Friday, March 29, 2013

The State of Massachusetts


My uncle, who was born in Ireland and knew plenty about our family’s history of emigration, once told me a voyage on the ship from Southampton to New York cost nearly twice as much as going from Southampton to Boston. This explains everything.

More stupid shit has happened to me in Massachusetts than anywhere else on earth. If the x-axis of a graph represents places, and the y-axis represents the number of bizarre fucking things that have happened to me in each particular locale, the state of Massachusetts would show a massive spike running three times the height as any other place, including New York.

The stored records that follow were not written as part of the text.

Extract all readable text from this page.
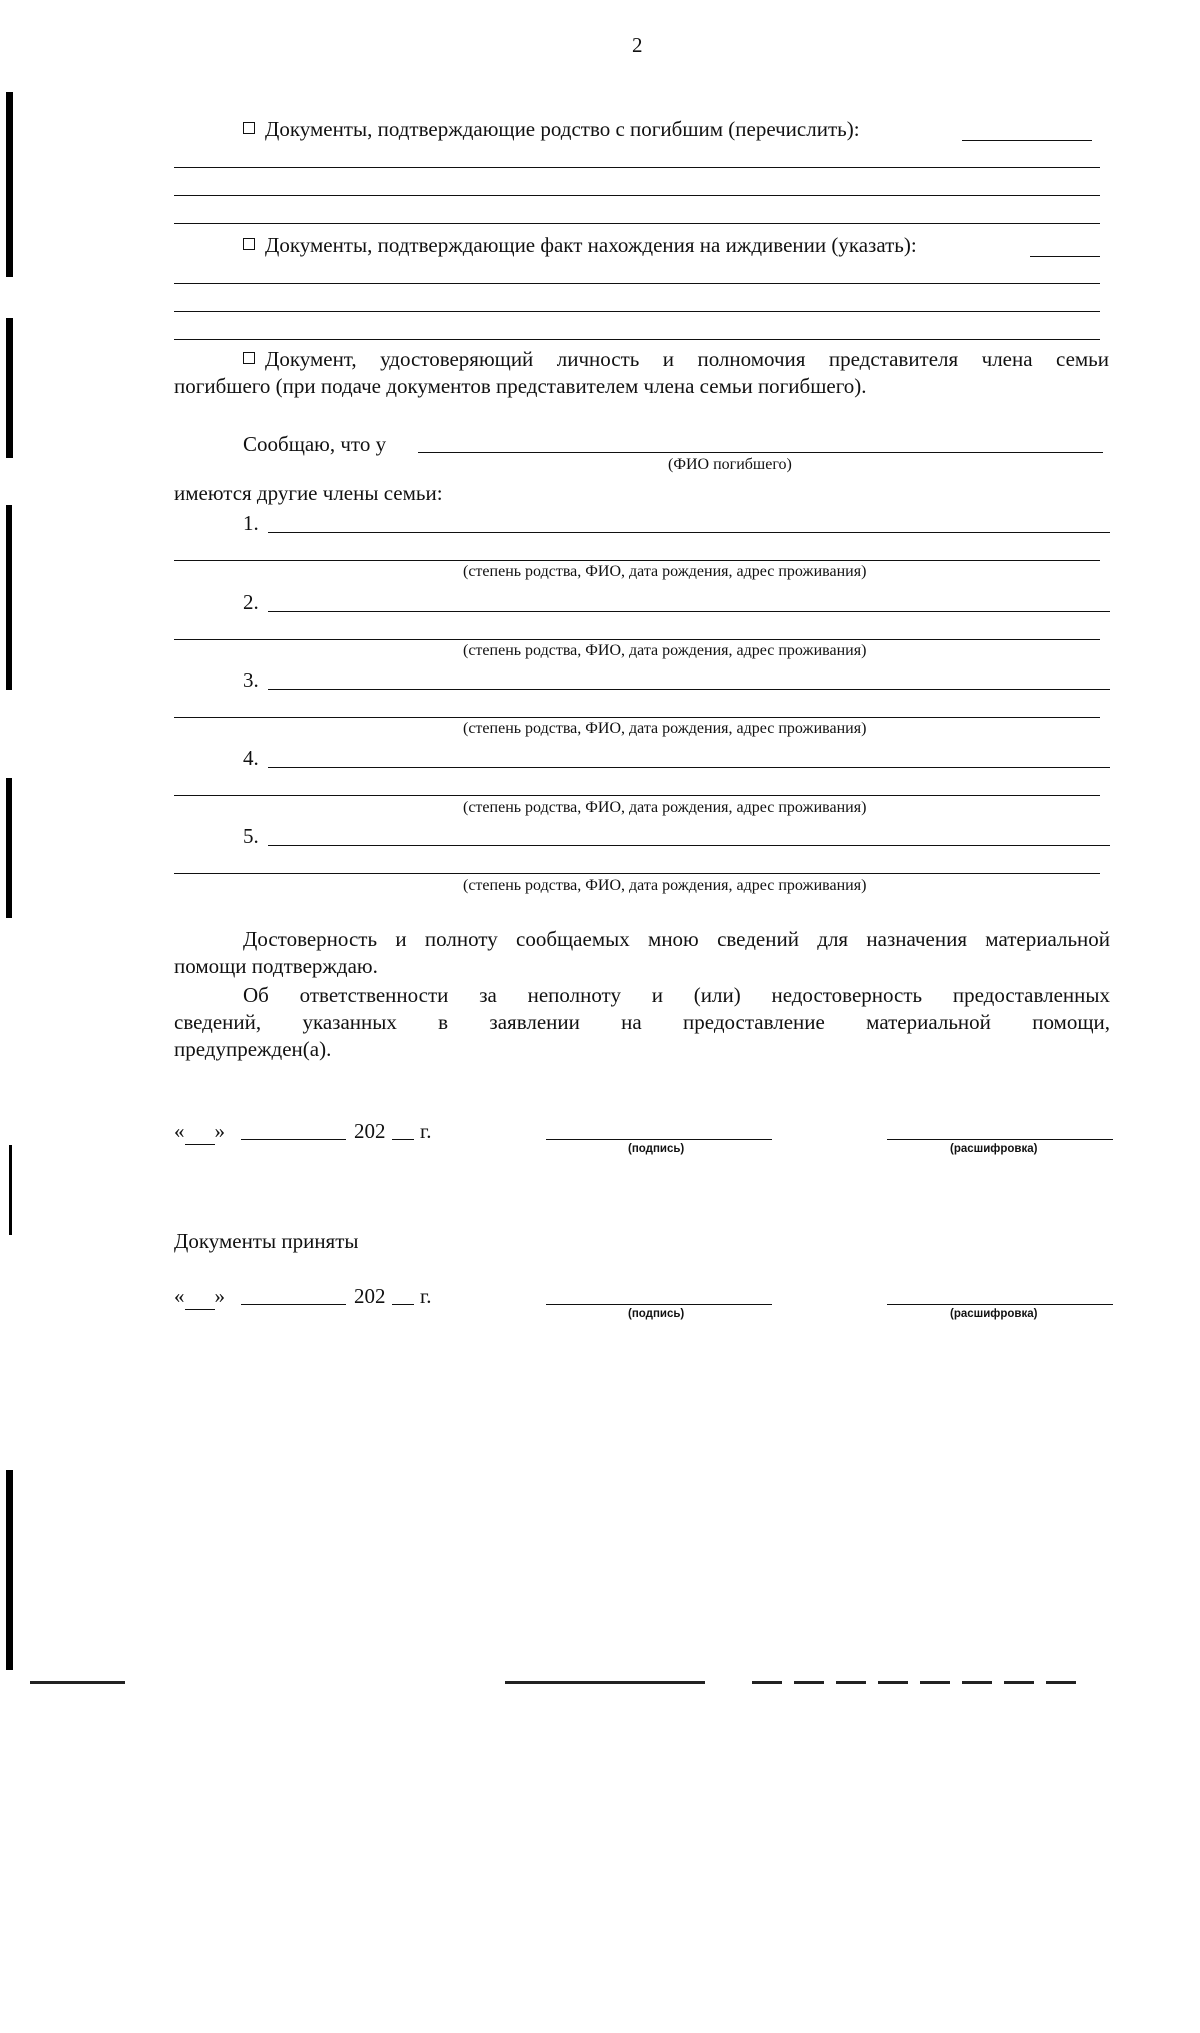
2
Документы, подтверждающие родство с погибшим (перечислить):
Документы, подтверждающие факт нахождения на иждивении (указать):
Документ, удостоверяющий личность и полномочия представителя члена семьи
погибшего (при подаче документов представителем члена семьи погибшего).
Сообщаю, что у
(ФИО погибшего)
имеются другие члены семьи:
1.
(степень родства, ФИО, дата рождения, адрес проживания)
2.
(степень родства, ФИО, дата рождения, адрес проживания)
3.
(степень родства, ФИО, дата рождения, адрес проживания)
4.
(степень родства, ФИО, дата рождения, адрес проживания)
5.
(степень родства, ФИО, дата рождения, адрес проживания)
Достоверность и полноту сообщаемых мною сведений для назначения материальной
помощи подтверждаю.
Об ответственности за неполноту и (или) недостоверность предоставленных
сведений, указанных в заявлении на предоставление материальной помощи,
предупрежден(а).
« »	202 г.
(подпись)	(расшифровка)
Документы приняты
« »	202 г.
(подпись)	(расшифровка)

This is because people in Massachusetts are fucking insane. Most people, when they’re irritated by a Masshole for the first time, believe this place is so strange and inefficient because the people here are stupid. This is not the case. Instead, I think people are clinically fucking disturbed up here, and I always have. I have a long history with this state—including residency for long stretches—and I know what I’m talking about. Trust me on this one.

Case in point:

We’re driving down Main Street in Great Barrington, going to the diner to eat lunch. Parking on Main Street is tough—as it is, unnecessarily so, everywhere in this state. I see a spot along the curb, so instead of pulling past and parallel parking, I nose the car in directly from the right lane—because I had space, and because I’m a really fucking good driver with over twenty years of heavy experience, including several years spent driving 54’ trucks for my uncle. Long story short, I know what I’m doing. This is relevant.

I shut the car down, and we’re about to get out when a woman gets out of the minivan in front of me and starts yelling at me, gesticulating like someone lifted her fifth of Dewar’s before she could take the last swig and backhand one of her kids. She was claiming I’d hit her car. I didn’t. In fact, I didn’t even come close. I was at least two feet behind her the entire time, and I told her so. There’s no stopping a Masshole onslaught once it’s in motion, though, so this whole thing had to play itself out.

“My caaaaaaaah raaaaaawwwwwwked!”

“No, it didn’t!” I yelled back. “I didn’t even come close to you, you goddamned crackpot! Get away from me!”

I really said this. Leave me alone, you fucking mutant crackpots.

This was not an honest mistake, nor was it someone trying a “clip job” to get some insurance money out of me. This was a prototype raving Masshole, hailing from the great state of Mass O’ Mutants, inflicting her mental illness on me as only a true New Englander can.

When I was younger, and this shit was new to me, I thought people from Massachusetts were interesting and colorful. Unfortunately, Massholes no longer have the power to hold my attention—unless they’re enraging me—and I don’t have time for the way they attempt to complicate our lives with their psychological issues. One day I’ll write about the lady who inexplicably made it her mission to prevent me from getting a $2 discount on a pair of headphones at a Lechmere store, or the parking ticket clerk at Government Center who cursed at me for offering to pay $20 more than I actually owed—an option he offered me—because I didn’t want to wait on another line. Same concept.

I love Boston to death, but this is probably why I’ve never moved back.